Квартира начальника Фандорину очень понравилась: обставленная лёгкой ратановой мебелью, она весьма удачно сочетала русскость с японской экзотикой. К примеру, в углу на столике сиял замечательно бокастый самовар, сквозь стеклянные дверцы шкафа просматривались разноцветные графины с настойками да наливками, но картины и свитки на стенах были сплошь туземные, на почётном месте красовалась подставка с двумя самурайскими мечами, а через открытую дверь виднелась совершенно японская комната, то есть безо всякой мебели и с соломенным полом.

Туманные обстоятельства смерти Благолепова заинтересовали Всеволода Витальевича гораздо меньше, чем трое его ночных пассажиров. Фандорину такая реакция даже поначалу показалась чрезмерной, но Доронин объяснил причину своей тревоги.

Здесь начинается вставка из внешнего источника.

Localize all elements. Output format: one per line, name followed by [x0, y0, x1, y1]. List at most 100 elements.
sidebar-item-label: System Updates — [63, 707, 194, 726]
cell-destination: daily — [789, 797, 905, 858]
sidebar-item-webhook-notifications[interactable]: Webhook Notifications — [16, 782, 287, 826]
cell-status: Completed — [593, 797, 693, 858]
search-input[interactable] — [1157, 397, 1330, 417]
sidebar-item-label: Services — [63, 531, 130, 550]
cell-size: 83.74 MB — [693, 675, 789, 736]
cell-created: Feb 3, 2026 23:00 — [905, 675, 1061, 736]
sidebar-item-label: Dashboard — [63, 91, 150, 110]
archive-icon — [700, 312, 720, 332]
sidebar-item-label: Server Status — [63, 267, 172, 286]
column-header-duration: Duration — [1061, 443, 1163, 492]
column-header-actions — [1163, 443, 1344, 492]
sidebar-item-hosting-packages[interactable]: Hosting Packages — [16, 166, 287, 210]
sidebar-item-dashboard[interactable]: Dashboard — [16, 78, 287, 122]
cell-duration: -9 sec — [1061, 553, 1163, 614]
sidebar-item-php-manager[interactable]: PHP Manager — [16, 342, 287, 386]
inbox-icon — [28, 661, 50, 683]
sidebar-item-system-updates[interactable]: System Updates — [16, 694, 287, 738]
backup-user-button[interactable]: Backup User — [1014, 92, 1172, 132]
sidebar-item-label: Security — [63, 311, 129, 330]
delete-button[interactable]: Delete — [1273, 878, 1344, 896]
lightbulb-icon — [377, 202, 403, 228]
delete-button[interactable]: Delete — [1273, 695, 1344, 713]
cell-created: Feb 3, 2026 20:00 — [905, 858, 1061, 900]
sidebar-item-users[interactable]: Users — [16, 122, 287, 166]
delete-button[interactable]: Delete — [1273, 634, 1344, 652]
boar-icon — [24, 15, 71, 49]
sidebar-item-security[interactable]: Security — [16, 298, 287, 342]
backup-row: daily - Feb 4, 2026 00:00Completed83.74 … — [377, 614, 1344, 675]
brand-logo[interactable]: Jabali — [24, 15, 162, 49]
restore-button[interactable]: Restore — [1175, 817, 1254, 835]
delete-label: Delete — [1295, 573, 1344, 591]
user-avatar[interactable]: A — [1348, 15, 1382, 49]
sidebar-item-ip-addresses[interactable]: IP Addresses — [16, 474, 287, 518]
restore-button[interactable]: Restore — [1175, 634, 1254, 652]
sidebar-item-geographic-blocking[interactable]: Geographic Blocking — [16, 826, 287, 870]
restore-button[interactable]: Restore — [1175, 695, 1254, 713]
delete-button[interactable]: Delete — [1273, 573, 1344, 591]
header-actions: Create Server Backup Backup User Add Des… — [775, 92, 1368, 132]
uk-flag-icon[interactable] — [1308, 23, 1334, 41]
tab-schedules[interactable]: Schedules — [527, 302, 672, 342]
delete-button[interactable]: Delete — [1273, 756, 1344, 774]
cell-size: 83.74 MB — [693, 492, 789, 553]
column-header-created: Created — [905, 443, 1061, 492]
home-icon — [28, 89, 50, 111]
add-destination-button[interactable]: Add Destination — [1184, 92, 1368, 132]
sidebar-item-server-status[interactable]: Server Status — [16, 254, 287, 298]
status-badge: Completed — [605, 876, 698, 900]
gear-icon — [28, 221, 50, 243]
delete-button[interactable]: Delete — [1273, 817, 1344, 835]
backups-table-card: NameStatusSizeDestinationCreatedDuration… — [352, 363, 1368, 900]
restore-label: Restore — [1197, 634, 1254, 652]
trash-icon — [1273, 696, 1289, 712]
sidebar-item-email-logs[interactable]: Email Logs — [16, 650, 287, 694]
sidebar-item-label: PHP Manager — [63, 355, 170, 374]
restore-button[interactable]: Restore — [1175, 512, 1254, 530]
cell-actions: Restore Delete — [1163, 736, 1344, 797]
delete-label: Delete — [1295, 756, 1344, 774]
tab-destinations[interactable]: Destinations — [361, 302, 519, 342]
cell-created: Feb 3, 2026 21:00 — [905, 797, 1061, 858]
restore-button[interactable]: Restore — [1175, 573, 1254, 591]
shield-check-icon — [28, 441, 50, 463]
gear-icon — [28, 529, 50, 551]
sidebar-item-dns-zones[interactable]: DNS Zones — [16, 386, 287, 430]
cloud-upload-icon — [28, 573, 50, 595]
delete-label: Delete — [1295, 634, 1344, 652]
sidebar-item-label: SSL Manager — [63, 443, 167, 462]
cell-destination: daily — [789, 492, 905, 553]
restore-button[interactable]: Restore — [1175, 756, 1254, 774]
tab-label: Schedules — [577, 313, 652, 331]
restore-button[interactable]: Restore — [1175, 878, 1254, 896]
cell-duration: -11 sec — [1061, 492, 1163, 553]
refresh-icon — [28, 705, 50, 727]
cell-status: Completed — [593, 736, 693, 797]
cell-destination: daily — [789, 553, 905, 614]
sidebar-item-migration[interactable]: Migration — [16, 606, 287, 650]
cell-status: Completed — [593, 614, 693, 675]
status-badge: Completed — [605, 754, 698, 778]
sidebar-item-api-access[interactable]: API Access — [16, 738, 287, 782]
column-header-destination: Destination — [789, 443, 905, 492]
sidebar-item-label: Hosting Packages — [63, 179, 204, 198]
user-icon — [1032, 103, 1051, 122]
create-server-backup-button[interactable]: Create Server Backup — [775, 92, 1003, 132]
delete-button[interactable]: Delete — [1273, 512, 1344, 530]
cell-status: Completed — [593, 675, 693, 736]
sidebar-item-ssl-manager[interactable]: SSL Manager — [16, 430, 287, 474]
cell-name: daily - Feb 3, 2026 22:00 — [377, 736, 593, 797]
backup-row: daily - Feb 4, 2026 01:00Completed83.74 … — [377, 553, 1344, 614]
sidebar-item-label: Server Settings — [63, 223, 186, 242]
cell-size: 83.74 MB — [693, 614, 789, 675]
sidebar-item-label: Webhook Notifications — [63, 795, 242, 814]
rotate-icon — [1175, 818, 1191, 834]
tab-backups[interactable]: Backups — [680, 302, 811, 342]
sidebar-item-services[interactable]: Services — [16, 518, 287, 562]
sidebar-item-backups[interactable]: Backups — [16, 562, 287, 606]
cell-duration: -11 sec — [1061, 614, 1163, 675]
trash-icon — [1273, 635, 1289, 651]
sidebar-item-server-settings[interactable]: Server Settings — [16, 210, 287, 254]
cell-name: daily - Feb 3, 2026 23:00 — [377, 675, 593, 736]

– Что у министра много ненавистников, особенно среди южного самурайства, не секрет. В Японии политические покушения происходят почти столь же часто, как в России. Правда, у нас сановников убивают революционеры, а здесь реакционеры, но, как говорится, хрен редьки не слаще – обществу и государству равный вред что от левых зилотов, что от правых. Окубо – ключевая фигура в японской политике. Если фанатики до него доберутся, переменится весь курс, всё направление развития империи, и притом в крайне опасном для России смысле. Видите ли, Фандорин, министр Окубо – сторонник эволюции, постепенного развития внутренних сил страны под жёстким контролем правительства. Это дрессировщик, который щёлкает кнутом и не позволяет тигру вырваться из клетки. Тигр – это наследственная, глубоко укоренённая воинственность здешнего дворянства, а клетка – Японский архипелаг. Из-за чего развалился пресловутый триумвират трех туземных корсиканцев? Из-за вопроса о войне. Могущественная партия, которую возглавлял любимый герой нашего Сироты маршал Сайго, хотела немедленно завоевать Корею. Окубо тогда одержал верх над своими оппонентами, потому что он умнее и хитрее. Но если его убьют, неминуемо возобладают сторонники быстрого развития за счёт экспансии, поэты великой азиатской империи Ямато. Хотя на свете, ей-богу, и так уже слишком много империй – того и гляди все они пересобачатся между собой и вопьются друг другу в волосья стальными когтями…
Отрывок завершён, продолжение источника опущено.